Thursday, September 14, 2006

Clarifying the Q survey

I must clarify that what the question is I wish to ask teachers introducing the Q hypothesis: What are you telling students the Q hypothesis is? because I suspect that not many teachers are persuaded in a single written Q source even if they hold to a two-source (Mk-Q) hypothesis. And I wonder are teachers are still telling students that the Q hypothesis is a hypothetical document even though they themselves may assume a modified 2SH with written and oral fragments comprising "Q". I recall my lecturers being quite confident of Markan priority but rather hesitant in what exactly Q was. I want to know if that was (ab)normal to teach "Q" is a "label" or umbrella term covering shared sources rather than a single document? Hence my quotes taken from Guthrie and from Barrett (and my allusion to Petrie's 1959 Novum Testamentum article). For example, how much of the double-tradition is considered oral traditions? Do oral traditions feature at all in what students are being taught about the double-tradition?

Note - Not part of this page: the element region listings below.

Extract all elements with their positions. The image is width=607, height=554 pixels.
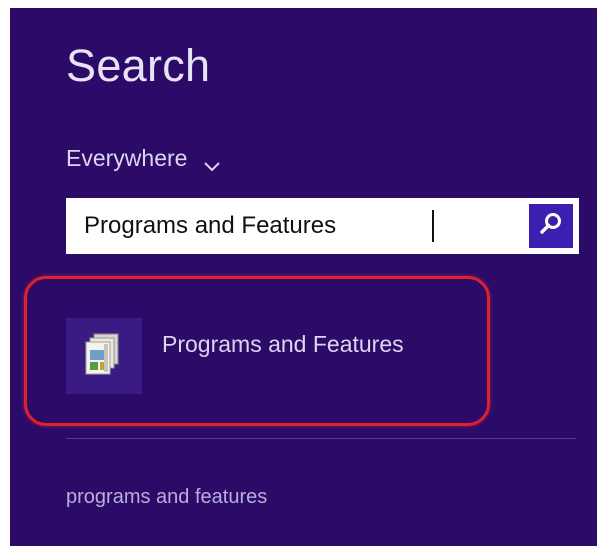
search-scope-dropdown[interactable]: Everywhere xyxy=(66,144,221,172)
search-suggestion[interactable]: programs and features xyxy=(66,484,267,510)
search-input[interactable] xyxy=(66,198,512,254)
chevron-down-icon xyxy=(203,151,221,172)
result-item-programs-and-features[interactable]: Programs and Features xyxy=(56,316,486,396)
results-divider xyxy=(66,438,576,439)
search-button[interactable] xyxy=(529,204,573,248)
search-scope-label: Everywhere xyxy=(66,145,188,171)
magnifier-icon xyxy=(538,211,564,242)
panel-title: Search xyxy=(66,40,211,91)
search-charm-panel: Search Everywhere Programs and Features … xyxy=(10,8,597,546)
result-tile xyxy=(66,318,142,394)
text-caret xyxy=(432,210,434,242)
programs-and-features-icon xyxy=(80,330,128,383)
result-label: Programs and Features xyxy=(162,331,404,357)
search-box xyxy=(66,198,579,254)
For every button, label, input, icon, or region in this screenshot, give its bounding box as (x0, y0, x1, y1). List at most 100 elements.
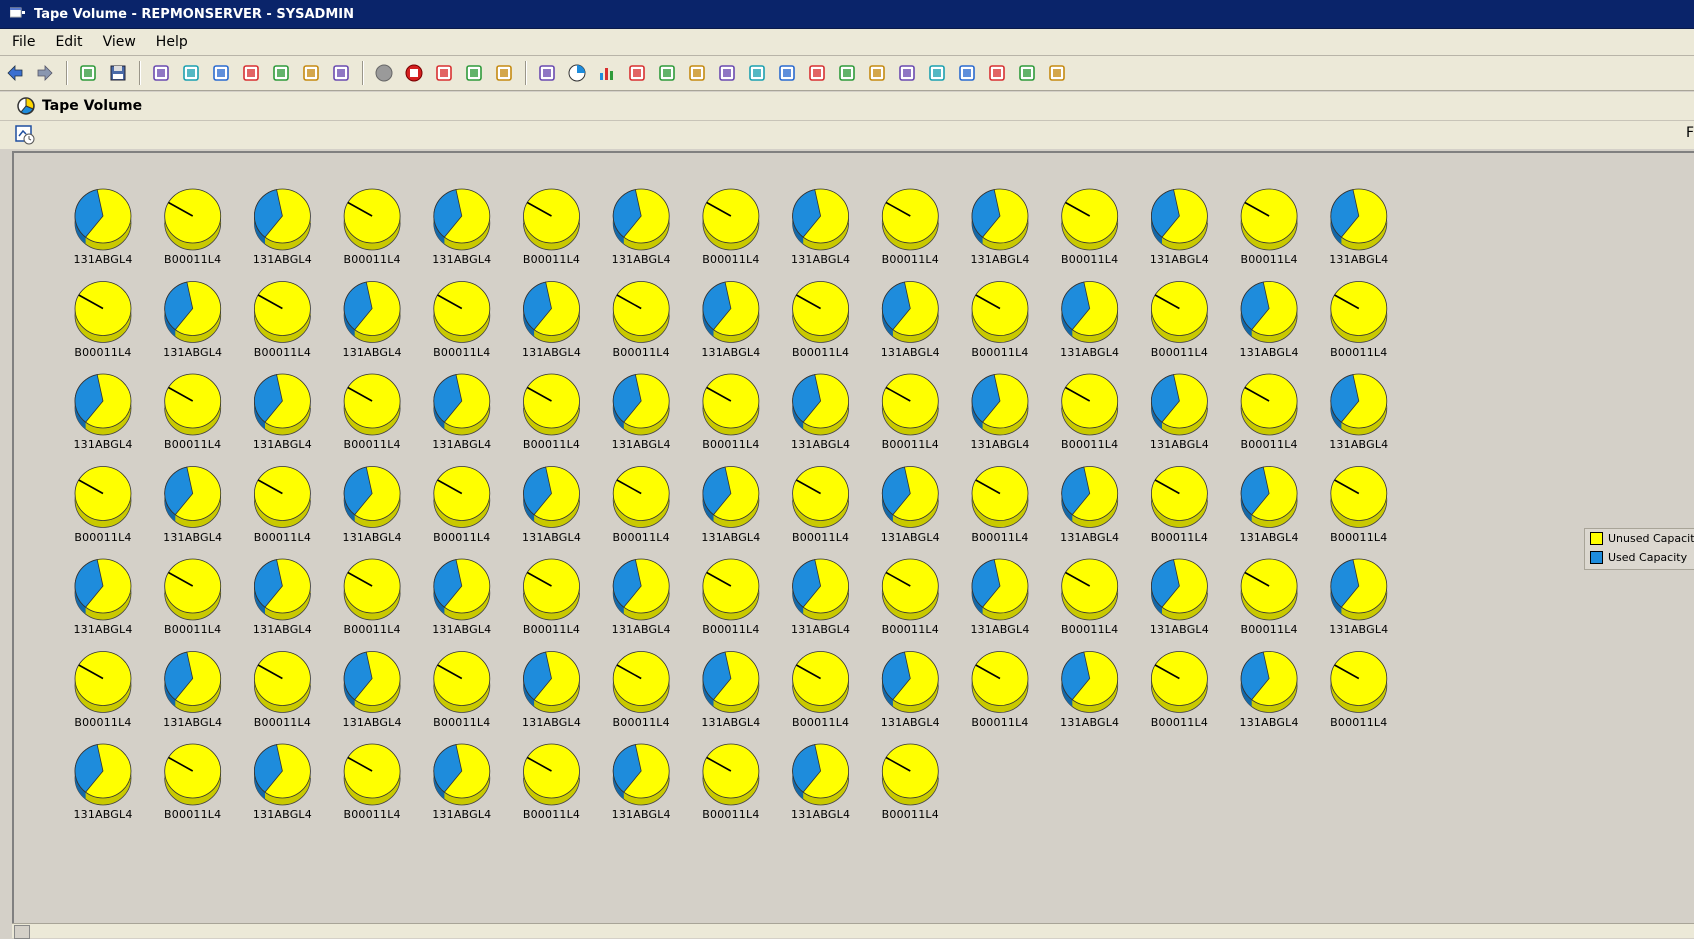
tape-volume-pie[interactable] (74, 373, 132, 436)
tape-volume-pie[interactable] (881, 281, 939, 343)
image-button[interactable] (805, 61, 829, 85)
tape-volume-pie[interactable] (343, 373, 401, 436)
grid-table-button[interactable] (1015, 61, 1039, 85)
tape-volume-pie[interactable] (881, 651, 939, 713)
calendar-button[interactable] (179, 61, 203, 85)
horizontal-scrollbar[interactable] (12, 923, 1694, 939)
tape-volume-pie[interactable] (792, 373, 849, 436)
tape-volume-pie[interactable] (253, 558, 311, 621)
tape-volume-pie[interactable] (343, 188, 401, 251)
tape-volume-pie[interactable] (433, 558, 491, 621)
save-button[interactable] (106, 61, 130, 85)
tape-volume-pie[interactable] (253, 373, 311, 436)
tape-volume-pie[interactable] (1061, 558, 1119, 621)
tape-volume-pie[interactable] (792, 743, 849, 806)
tape-volume-pie[interactable] (612, 281, 670, 343)
tape-volume-pie[interactable] (164, 466, 222, 528)
tape-volume-pie[interactable] (253, 188, 311, 251)
tape-volume-pie[interactable] (881, 466, 939, 528)
tape-volume-pie[interactable] (74, 188, 132, 251)
tape-volume-pie[interactable] (612, 743, 670, 806)
tape-volume-pie[interactable] (881, 743, 939, 806)
report-button[interactable] (925, 61, 949, 85)
notes-button[interactable] (775, 61, 799, 85)
tape-volume-pie[interactable] (1061, 466, 1119, 528)
palette-button[interactable] (1045, 61, 1069, 85)
tape-volume-pie[interactable] (1240, 466, 1298, 528)
tape-volume-pie[interactable] (523, 281, 580, 343)
new-window-button[interactable] (76, 61, 100, 85)
comment-button[interactable] (835, 61, 859, 85)
grid-view-button[interactable] (149, 61, 173, 85)
tape-volume-pie[interactable] (1061, 373, 1119, 436)
tape-volume-pie[interactable] (1061, 281, 1119, 343)
tape-volume-pie[interactable] (1330, 188, 1388, 251)
tape-volume-pie[interactable] (1151, 466, 1208, 528)
tape-volume-pie[interactable] (1240, 651, 1298, 713)
tape-volume-pie[interactable] (792, 558, 849, 621)
tape-volume-pie[interactable] (1330, 373, 1388, 436)
tape-volume-pie[interactable] (971, 558, 1029, 621)
tape-volume-pie[interactable] (612, 373, 670, 436)
tape-volume-pie[interactable] (164, 651, 222, 713)
tape-volume-pie[interactable] (1151, 373, 1208, 436)
forward-arrow-button[interactable] (33, 61, 57, 85)
tape-volume-pie[interactable] (1151, 281, 1208, 343)
monitor-button[interactable] (715, 61, 739, 85)
tape-volume-pie[interactable] (702, 373, 760, 436)
home-button[interactable] (462, 61, 486, 85)
tape-volume-pie[interactable] (164, 743, 222, 806)
tape-volume-pie[interactable] (792, 281, 849, 343)
tape-volume-pie[interactable] (523, 743, 580, 806)
tape-volume-pie[interactable] (164, 558, 222, 621)
target-button[interactable] (955, 61, 979, 85)
hierarchy-button[interactable] (985, 61, 1009, 85)
tape-volume-pie[interactable] (74, 558, 132, 621)
tape-volume-pie[interactable] (523, 466, 580, 528)
tape-volume-pie[interactable] (702, 466, 760, 528)
schedule-refresh-button[interactable] (14, 124, 36, 146)
text-button[interactable] (745, 61, 769, 85)
gauge-button[interactable] (685, 61, 709, 85)
menu-file[interactable]: File (0, 34, 43, 50)
tape-volume-pie[interactable] (164, 188, 222, 251)
tape-volume-pie[interactable] (433, 373, 491, 436)
tape-volume-pie[interactable] (1151, 188, 1208, 251)
tape-volume-pie[interactable] (971, 373, 1029, 436)
layers-button[interactable] (329, 61, 353, 85)
tape-volume-pie[interactable] (74, 281, 132, 343)
tape-volume-pie[interactable] (343, 651, 401, 713)
pie-chart-button[interactable] (565, 61, 589, 85)
tape-volume-pie[interactable] (971, 188, 1029, 251)
tape-volume-pie[interactable] (702, 743, 760, 806)
tape-volume-pie[interactable] (1061, 651, 1119, 713)
back-arrow-button[interactable] (3, 61, 27, 85)
tape-volume-pie[interactable] (253, 466, 311, 528)
tape-volume-pie[interactable] (1240, 558, 1298, 621)
tape-volume-pie[interactable] (1240, 373, 1298, 436)
help-button[interactable] (299, 61, 323, 85)
tape-volume-pie[interactable] (1330, 466, 1388, 528)
tape-volume-pie[interactable] (433, 651, 491, 713)
tape-volume-pie[interactable] (253, 651, 311, 713)
bar-chart-button[interactable] (595, 61, 619, 85)
tape-volume-pie[interactable] (74, 651, 132, 713)
tape-volume-pie[interactable] (612, 651, 670, 713)
tape-volume-pie[interactable] (971, 651, 1029, 713)
tape-volume-pie[interactable] (792, 651, 849, 713)
tape-volume-pie[interactable] (253, 743, 311, 806)
tape-volume-pie[interactable] (881, 558, 939, 621)
record-gray-button[interactable] (372, 61, 396, 85)
tape-volume-pie[interactable] (523, 558, 580, 621)
tape-volume-pie[interactable] (971, 281, 1029, 343)
tape-volume-pie[interactable] (702, 651, 760, 713)
edit-button[interactable] (655, 61, 679, 85)
tape-volume-pie[interactable] (1061, 188, 1119, 251)
tape-volume-pie[interactable] (164, 281, 222, 343)
tape-volume-pie[interactable] (1151, 558, 1208, 621)
tape-volume-pie[interactable] (523, 651, 580, 713)
tape-volume-pie[interactable] (792, 466, 849, 528)
tape-volume-pie[interactable] (881, 373, 939, 436)
tape-volume-pie[interactable] (433, 281, 491, 343)
tape-volume-pie[interactable] (612, 558, 670, 621)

I have a suspicion that the survival of the notion of a Q document hypothesis is not unrelated to:

(1) What teachers teach about what is the consensus Q hypothesis,
(2) What teachers actually believe about the double-tradition,
(3) How teachers teach the Q hypothesis,
(4) What graduate students eventually take with them.

Are most students being taught that the standard Q hypothesis posits a single document?

1 comment:

Anonymous said...

I don't think a single document Q source is very plausible just based on what we know from the times. Textual criticism finds the use and importation of already existing creeds in the NT. Are these written or oral? I would think both - perhaps this is the first writing of them? Are they written/oral in multiple communities? I would think so based on the travels of disciples previously to the areas to establish converts.